12.2 We reserve all rights to the information described in § 12.1 (including copyrights and the right to apply for industrial property rights, e.g. patents, registered designs, semiconductor protection, etc.).
13. Payment terms
13.1 Unless otherwise agreed in writing, payment must be made in Swiss Francs (CHF) within 30 days from the date of the invoice without any deductions. However, we can also make our services dependent on gradual payment (e.g. through cash on delivery or direct bank debit) or an advance payment.
13.2 The customer’s payment obligation shall only be fulfilled when the amount is credited to our post office giro account or our bank account (value date). Acceptance of bills of exchange or cheques as a means of payment shall be at our discretion. In the case of bills of exchange or cheques, the payment obligation shall be deemed to have been fulfilled when the amounts are credited to us after encashment.

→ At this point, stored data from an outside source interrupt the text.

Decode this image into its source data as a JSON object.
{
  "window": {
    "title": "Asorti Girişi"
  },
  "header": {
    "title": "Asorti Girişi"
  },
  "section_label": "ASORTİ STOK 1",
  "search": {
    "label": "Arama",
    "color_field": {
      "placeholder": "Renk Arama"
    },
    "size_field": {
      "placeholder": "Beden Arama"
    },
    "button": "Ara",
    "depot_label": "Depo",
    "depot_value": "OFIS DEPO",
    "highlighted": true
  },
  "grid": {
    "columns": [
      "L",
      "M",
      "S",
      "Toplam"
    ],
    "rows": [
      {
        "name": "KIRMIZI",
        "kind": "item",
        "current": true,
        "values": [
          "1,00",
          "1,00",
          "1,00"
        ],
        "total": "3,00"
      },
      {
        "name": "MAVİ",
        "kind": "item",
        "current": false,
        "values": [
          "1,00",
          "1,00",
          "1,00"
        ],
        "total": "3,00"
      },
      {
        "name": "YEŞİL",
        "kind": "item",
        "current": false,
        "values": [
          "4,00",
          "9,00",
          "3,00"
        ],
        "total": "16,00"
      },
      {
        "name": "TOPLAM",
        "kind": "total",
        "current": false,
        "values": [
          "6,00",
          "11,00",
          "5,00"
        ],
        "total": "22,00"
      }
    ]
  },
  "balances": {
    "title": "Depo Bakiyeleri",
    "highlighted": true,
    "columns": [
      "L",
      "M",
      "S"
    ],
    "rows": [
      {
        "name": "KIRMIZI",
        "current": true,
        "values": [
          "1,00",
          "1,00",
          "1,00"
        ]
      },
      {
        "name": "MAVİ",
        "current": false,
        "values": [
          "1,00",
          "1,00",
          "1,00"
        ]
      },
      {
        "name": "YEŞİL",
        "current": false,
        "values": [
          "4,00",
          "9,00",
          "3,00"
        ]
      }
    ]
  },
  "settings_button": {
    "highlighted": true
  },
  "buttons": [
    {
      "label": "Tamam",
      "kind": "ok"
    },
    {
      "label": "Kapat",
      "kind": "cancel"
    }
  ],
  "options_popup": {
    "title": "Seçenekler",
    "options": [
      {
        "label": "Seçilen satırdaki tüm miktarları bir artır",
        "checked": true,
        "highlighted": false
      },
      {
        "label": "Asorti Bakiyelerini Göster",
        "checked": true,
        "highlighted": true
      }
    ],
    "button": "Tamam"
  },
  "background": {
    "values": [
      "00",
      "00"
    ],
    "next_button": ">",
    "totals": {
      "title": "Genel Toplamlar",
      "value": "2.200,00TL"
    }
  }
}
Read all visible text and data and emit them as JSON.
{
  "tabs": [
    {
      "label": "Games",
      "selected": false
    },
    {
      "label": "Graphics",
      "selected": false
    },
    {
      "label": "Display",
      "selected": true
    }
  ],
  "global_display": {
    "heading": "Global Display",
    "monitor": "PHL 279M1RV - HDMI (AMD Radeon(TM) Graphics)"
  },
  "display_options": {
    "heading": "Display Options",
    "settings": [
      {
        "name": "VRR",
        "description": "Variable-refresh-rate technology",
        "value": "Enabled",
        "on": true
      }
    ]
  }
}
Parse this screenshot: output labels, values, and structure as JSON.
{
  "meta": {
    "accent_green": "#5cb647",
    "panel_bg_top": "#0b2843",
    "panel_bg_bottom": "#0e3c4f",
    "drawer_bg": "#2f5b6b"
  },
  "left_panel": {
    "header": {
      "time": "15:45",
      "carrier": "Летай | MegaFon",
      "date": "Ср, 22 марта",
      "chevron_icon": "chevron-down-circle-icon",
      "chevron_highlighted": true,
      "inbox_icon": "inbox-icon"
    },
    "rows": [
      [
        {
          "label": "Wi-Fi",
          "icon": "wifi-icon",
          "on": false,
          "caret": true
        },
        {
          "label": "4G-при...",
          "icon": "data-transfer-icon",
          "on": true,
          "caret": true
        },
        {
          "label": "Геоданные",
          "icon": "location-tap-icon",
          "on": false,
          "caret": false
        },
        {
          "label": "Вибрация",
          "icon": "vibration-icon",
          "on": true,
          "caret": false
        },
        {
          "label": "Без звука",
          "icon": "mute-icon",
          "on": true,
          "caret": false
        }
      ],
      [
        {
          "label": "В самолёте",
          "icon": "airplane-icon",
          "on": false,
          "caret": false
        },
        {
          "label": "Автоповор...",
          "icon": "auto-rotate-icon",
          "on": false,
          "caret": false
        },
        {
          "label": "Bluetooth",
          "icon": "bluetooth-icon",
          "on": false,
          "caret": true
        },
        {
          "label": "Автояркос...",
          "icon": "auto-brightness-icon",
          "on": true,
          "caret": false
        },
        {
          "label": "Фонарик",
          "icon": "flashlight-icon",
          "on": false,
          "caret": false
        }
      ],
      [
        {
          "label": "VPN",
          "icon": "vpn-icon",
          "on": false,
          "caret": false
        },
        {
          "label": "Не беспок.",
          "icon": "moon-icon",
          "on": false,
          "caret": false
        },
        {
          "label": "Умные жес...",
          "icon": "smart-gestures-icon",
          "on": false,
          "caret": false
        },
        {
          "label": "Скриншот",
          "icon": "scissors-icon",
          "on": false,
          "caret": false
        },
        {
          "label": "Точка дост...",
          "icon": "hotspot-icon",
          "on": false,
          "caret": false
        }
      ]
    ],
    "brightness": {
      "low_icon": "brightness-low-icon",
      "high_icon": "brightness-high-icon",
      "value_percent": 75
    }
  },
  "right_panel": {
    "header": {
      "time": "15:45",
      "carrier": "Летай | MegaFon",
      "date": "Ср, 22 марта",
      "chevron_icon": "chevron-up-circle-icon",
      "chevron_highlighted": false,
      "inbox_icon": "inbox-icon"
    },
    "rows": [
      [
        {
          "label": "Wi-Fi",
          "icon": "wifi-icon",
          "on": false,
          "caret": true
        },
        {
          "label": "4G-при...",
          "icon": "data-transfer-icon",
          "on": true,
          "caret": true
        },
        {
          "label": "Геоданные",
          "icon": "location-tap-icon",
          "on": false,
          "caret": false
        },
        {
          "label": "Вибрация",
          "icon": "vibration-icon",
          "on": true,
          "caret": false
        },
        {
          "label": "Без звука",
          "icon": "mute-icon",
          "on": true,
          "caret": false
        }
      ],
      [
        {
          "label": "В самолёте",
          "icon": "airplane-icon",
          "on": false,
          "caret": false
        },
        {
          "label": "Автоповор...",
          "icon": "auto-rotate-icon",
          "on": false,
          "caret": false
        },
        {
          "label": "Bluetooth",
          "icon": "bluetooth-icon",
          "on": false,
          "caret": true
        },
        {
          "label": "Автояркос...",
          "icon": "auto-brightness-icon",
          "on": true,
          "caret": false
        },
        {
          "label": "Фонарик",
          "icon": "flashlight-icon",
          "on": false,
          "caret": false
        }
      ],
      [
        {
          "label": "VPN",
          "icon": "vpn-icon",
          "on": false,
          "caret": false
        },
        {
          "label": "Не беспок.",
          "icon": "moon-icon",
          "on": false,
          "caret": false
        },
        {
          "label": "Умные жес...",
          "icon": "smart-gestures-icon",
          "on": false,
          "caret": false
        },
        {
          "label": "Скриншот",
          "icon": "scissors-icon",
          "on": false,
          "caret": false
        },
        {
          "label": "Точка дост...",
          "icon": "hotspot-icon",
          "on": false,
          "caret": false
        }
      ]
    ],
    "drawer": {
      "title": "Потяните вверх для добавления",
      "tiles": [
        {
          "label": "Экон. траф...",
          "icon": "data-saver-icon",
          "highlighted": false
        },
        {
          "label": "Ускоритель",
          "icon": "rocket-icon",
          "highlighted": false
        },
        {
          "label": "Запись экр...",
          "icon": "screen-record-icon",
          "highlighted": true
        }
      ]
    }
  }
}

13.3 We shall be entitled to offset payments against the oldest due claim.
13.4 When the payment period expires without being used, the customer shall be in default without a warning. If the customer fails to pay by the due date, all our claims from our business relations with the customer shall become due for payment immediately. This right shall not be excluded through extension of the period for payment or acceptance of bills of exchange or cheques.
13.5 Late payment or other changes in the customer’s circumstances, which endanger payment of our claims, shall entitle us:
· To withdraw from the contract at any time and stop our contractual services or demand their return by the customer
· To immediately enforce all existing claims against the customer, irrespective of their due date, or demand collateral for the claims
· To only furnish outstanding services in return for an advance payment, irrespective of the agreements concluded for these services
· To demand compensation from the customer.
13.7 The customer shall only be entitled to retain payments or offset counterclaims if his counterclaims are undisputed or are final and absolute.
13.8 The place of performance for all payments to be made by the customer shall be our head office.